Sound art is a term that attempts to encompass this wide range of different artistic practices in which sound is a central element. The term thus occurs in a variety of formats and contexts, crossing conventional boundaries between art genres and institutions. However, despite this abundance and cacophonic diversity of sonic expressions, sound art is still profoundly under-theorised, -archived and -historicised (Kahn, 1999; Cox, 2011). Still, despite these uncertainties and gaps – or maybe because of them – sound art is ever more discursively present and prolific in the contemporary arts.
On this basis, this special issue of Seismograf Journal raises fundamental questions of how, when and why sound art matters. Instead of attempting to categorise and define what sound art is or is not, this issue seeks to develop an informed understanding of the terms, ontologies and epistemologies that sound art production lives by and operates within.
Sound Art Matters is compiled of contributions from authors who attended the conference Sound Art Matters in Aarhus in June 2016. It has been a guiding principle for the editors – in the organisation of the conference and in the present publication – that sound art is a field still in need of deeper theoretical exploration from a greater variety of perspectives, both artistic and academic. At the same time, by offering a specific field of practice, experimentation and reflection, sound art has proved exceedingly relevant for investigating today’s use, production and dissemination of sound in a broader cultural and socio-material context. Sound art inevitably involves and exposes many fundamental issues that otherwise risk being ignored, concerning the status and implications of sonic production, exchange and experience in a hyper-mediatised culture saturated with sound. A focus on how, when and why sound art matters may thus help to encourage – and to expose the necessity of – an intensified artistic and scholarly entanglement with the deep ontological, epistemological, aesthetic and political dimensions of sound.
This special issue consists of six written articles, four audio papers and one video paper. The contributions represent a great diversity in format, expression and theoretical perspective, and in their methodological approaches to the current field of sound art. Three audio papers by Cathy Lane, Jeremy Woodruff and Kwame Phillips/Debra Vidali address post-colonial and political issues related to voices, chanting and radio broadcasting. In their written articles, Budhaditya Chattopadhyay and David Chesworth consider different aspects of the exhibition as format and experience in specific relation to sound objects and sound art installations. In different formats and from different perspectives, Rune Søchting, Kevin Day, Mark Harris and Ido Govrin (written articles), Morten Søndergaard (audio paper) and Kevin Logan (audio - and video paper) explore different epistemological, material and performative issues of sound, technology and mediation, often supported by critical examinations and expansions of the format of academic presentation itself.
The publication is graciously supported by the Danish Council for Independent Research’s Sapere Aude, Research Talent-Grant, as part of the research project A World in Sound, conducted by Anette Vandsø.

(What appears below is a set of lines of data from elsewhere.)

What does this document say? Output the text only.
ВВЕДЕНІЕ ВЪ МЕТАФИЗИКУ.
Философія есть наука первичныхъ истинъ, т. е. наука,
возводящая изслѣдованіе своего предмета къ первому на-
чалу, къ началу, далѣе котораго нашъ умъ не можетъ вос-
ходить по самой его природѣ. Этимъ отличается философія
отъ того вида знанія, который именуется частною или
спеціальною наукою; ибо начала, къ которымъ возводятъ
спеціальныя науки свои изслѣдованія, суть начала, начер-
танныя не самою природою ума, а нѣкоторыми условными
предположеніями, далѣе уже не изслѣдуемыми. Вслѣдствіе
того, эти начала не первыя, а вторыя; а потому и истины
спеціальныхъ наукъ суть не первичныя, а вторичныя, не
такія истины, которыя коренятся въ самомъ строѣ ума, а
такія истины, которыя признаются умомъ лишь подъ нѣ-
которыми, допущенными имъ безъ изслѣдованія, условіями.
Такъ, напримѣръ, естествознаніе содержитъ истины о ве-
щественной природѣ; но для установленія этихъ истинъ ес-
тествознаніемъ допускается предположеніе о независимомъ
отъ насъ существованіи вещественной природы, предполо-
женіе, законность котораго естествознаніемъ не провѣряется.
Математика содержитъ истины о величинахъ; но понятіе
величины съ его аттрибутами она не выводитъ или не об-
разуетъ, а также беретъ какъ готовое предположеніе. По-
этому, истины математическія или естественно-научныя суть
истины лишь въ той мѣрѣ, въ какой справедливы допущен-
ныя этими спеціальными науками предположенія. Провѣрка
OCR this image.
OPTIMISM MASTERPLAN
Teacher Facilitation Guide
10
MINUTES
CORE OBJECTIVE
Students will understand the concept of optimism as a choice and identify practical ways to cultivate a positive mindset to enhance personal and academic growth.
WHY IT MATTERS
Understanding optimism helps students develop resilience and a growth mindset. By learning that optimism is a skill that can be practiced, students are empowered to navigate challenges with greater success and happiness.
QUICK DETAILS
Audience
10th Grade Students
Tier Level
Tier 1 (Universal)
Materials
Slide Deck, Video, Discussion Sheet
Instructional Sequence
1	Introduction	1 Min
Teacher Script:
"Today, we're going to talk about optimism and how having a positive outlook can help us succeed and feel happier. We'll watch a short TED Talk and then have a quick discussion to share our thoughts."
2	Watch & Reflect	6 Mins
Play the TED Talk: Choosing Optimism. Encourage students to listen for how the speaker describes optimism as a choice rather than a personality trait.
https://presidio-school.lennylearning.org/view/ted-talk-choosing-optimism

All contributions have been accepted for publication in a double-blinded peer review process. We would like to thank the reviewers for their open, curious and engaging work with the contributions. Last but not least, we thank the authors for their excellent efforts and their willingness to experiment with new forms of academic presentation, making this special issue, both in scope and format, a multifaceted, experimental contribution to the ongoing exploration of how and why Sound Art Matters.